Anyway, one thing we thought made Cool look Cool is that he had a beautiful young girlfriend and a Marlboro sticking out the driver's-side window from which he waved to us ordinary guys, even as he blew second-hand smoke on his two beautiful “possessions.”
The kid who moved thought to himself, “I'm much faster than this kid. True, I'm smaller, but I can last longer because I don't smoke.”
As he flew down the field trying to make up a 20-yard deficit, he had to admit to himself that his girlfriend wasn't nearly as beautiful as Cool's.
He didn't have a Ford Galaxie with a continental kit, either. He was, in fact, still dependent on the use of his dad's uncool, '55 Pontiac four-door sedan.
Yet here he was, making up dramatic yardage, as if he was an equal to his slow-footed rival.
Somewhere about the 30-yard line, he caught up with Cool. He wanted to be extra careful, because his best friend Gary had told him how frustrated he was from the season before when he caught up with a player like this, only to have him break out of his grasp and go on for a touchdown.

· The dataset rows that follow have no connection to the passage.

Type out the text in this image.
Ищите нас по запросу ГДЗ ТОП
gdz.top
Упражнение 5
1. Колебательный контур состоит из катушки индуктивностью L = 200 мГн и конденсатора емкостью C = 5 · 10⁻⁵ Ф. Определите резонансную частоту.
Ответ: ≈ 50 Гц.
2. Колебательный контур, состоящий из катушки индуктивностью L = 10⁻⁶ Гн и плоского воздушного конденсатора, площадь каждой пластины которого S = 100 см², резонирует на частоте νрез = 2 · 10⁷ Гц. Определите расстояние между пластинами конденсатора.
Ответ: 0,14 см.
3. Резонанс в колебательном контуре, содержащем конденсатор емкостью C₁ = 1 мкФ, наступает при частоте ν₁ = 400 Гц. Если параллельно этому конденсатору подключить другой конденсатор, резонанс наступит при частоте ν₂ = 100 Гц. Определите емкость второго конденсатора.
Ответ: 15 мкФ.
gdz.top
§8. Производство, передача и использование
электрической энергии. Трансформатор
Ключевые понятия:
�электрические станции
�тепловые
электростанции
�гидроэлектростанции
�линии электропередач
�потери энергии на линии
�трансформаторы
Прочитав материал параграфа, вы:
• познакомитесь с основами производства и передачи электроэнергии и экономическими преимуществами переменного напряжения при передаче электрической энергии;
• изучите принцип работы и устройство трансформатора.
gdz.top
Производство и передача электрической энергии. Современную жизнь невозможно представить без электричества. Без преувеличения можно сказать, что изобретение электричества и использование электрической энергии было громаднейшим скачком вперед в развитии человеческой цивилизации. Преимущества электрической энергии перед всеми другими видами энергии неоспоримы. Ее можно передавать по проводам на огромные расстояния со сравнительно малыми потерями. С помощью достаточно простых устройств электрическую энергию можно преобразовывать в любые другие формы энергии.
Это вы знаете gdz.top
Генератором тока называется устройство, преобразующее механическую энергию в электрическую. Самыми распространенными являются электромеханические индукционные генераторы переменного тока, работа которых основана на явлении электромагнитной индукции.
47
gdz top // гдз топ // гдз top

With that in mind, the kid that moved waited a couple of more steps until he knew he could slam his shoulder pads into Cool's lower back or hip, simultaneously sliding his head to the left and wrapping both arms and hands about Cool's bigger body, taking care to keep running full speed, as if Cool wasn't there.
It had the effect of sending both players flying into the air. As gravity will invariably impose, both bodies soon came crashing back to earth with painful thuds.
The kid that moved felt one of Cool's shoes kicking him in the ribs at the same time, and that kick would leave a scar for him to brag about when old players got together to make wound comparisons, like in that "Jaws" movie.